Adel is a research engineer at University of Avignon (FR). He completed his Bachelor's degree in computer science with distinction in an innovation and research-devoted curriculum and earned a two-year entrepreneurship diploma in 2022. Currently, Adel is participating in a master's apprenticeship program in computer science with specialization in AI, where he professionally contributes to the development of SpeechBrain, an all-in-one, open-source, PyTorch-based speech processing toolkit. At SpeechBrain, he leads the efforts of the automatic speech recognition community.
Mirco is an assistant professor at Concordia University, an adjunct professor at Université de Montréal, and Mila associate member. His main research interests are deep learning and Conversational AI. He is the author or co-author of more than 60 papers on these research topics. He received his Ph.D. (with cum laude distinction) from the University of Trento in December 2017. Mirco is an active member of the speech and machine learning communities. He is the founder and leader of the SpeechBrain project which aim to build an open-source toolkit for conversational AI and speech processing.
François is an Assistant Professor at Université de Sherbrooke (CA) in the Department of Electrical Engineering and Computer Engineering since 2020. He was a Postdoctoral Associate at the Computer Science & Artificial Intelligence Laboratory (CSAIL), at Massachusetts Institute of Technology (USA), from 2018 to 2020. He received his PhD in electrical engineering from Université de Sherbrooke (CA) in 2017. He serves as a reviewer for multiple conferences including ICASSP, INTERSPEECH, RSJ/IROS, ICRA and journals such as Transactions on Audio, Speech and Language Processing, EURASIP Journal on Audio, Speech, and Music Processing, IEEE Transactions on Robotics, IEEE Robotics and Automation Letters, IEEE Robotics and Automation Letters, Transactions on Pattern Analysis and Machine Learning. His current work involves multichannel speech enhancement, sound source localization, ego-noise suppression, sound classification, robot audition and hybrid signal processing/machine learning approaches.

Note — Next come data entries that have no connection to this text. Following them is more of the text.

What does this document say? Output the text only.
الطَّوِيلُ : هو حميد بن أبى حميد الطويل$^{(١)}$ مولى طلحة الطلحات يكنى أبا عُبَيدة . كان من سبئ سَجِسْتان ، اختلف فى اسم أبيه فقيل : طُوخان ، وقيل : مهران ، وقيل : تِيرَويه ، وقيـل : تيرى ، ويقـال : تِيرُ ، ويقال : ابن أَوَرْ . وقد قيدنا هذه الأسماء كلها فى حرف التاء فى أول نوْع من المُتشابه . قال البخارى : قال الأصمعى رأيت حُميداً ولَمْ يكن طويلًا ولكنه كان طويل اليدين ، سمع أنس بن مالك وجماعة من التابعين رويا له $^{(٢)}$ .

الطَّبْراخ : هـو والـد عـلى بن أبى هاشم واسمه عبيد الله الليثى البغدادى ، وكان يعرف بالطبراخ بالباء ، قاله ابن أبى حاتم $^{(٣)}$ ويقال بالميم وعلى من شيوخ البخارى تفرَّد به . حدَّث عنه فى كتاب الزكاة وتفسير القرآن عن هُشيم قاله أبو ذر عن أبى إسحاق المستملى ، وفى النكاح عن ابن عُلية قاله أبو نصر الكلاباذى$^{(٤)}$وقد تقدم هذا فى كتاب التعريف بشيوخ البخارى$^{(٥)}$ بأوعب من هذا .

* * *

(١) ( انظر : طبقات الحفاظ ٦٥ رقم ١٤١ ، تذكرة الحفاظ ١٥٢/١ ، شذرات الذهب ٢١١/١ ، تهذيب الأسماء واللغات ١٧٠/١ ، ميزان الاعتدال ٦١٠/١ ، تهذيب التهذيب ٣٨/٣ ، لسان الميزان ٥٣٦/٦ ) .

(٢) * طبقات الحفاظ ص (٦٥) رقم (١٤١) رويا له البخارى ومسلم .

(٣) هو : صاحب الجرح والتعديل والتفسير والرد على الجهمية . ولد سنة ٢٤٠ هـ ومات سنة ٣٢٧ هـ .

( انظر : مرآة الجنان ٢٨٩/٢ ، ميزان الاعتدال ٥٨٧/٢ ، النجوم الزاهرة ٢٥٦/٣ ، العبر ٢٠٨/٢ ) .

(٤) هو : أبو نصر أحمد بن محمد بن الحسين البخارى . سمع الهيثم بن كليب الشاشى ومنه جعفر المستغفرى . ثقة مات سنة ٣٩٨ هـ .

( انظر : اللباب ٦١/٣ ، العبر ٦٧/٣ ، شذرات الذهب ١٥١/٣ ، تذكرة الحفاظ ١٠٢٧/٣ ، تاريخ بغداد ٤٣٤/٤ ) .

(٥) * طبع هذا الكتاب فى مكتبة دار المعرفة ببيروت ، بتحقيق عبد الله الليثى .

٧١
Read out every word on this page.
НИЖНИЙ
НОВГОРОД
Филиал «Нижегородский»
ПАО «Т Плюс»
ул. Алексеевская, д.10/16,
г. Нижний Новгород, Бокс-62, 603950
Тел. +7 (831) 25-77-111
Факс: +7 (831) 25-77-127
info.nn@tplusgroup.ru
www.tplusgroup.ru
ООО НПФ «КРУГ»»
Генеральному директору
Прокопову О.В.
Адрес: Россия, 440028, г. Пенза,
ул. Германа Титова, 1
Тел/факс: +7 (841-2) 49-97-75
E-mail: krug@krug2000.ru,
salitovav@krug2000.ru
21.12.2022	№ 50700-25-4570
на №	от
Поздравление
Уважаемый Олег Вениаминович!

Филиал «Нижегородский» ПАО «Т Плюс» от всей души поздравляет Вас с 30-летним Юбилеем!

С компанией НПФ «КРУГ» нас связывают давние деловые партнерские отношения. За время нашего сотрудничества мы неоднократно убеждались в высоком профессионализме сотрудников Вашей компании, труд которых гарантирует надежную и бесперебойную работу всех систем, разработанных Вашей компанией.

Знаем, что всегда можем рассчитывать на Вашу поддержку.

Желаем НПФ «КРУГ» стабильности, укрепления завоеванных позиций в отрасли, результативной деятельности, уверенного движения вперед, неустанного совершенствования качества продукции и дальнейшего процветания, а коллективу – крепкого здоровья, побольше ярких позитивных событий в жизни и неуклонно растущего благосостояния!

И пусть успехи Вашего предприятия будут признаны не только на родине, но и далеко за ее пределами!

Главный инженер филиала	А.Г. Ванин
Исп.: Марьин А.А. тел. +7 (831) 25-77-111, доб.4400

He contributed to the multichannel processing tools in the SpeechBrain project.
Andreas was research engineer at Université d'Avignon, where he co-maintained SpeechBrain readying it for its next major version release. Andreas served as project editor for ISO/IEC 19794-13, co-organised editions of the VoicePrivacy and ASVspoof challenges, co-initiated the ISCA SIG on Security & Privacy in Speech Communication (SPSC), was an Associate Editor for the EURASIP Journal on Audio, Speech, and Music Processing, and co-lead the 2021 Lorentz workshop on Speech as Personal Identifiable Information. By 2020, he lead multidisciplinary publication teams composed of speech & language technologists, legal scholars, cryptographers, and biometric experts; Andreas co-responded on behalf of ISCA SIG-SPSC to the public consultation of the 2021 EDPB guidelines on virtual voice assistants. In 2023, he joined goSmart to lead the solution development (architecture, design, and implementation) for private 5G based campus networks.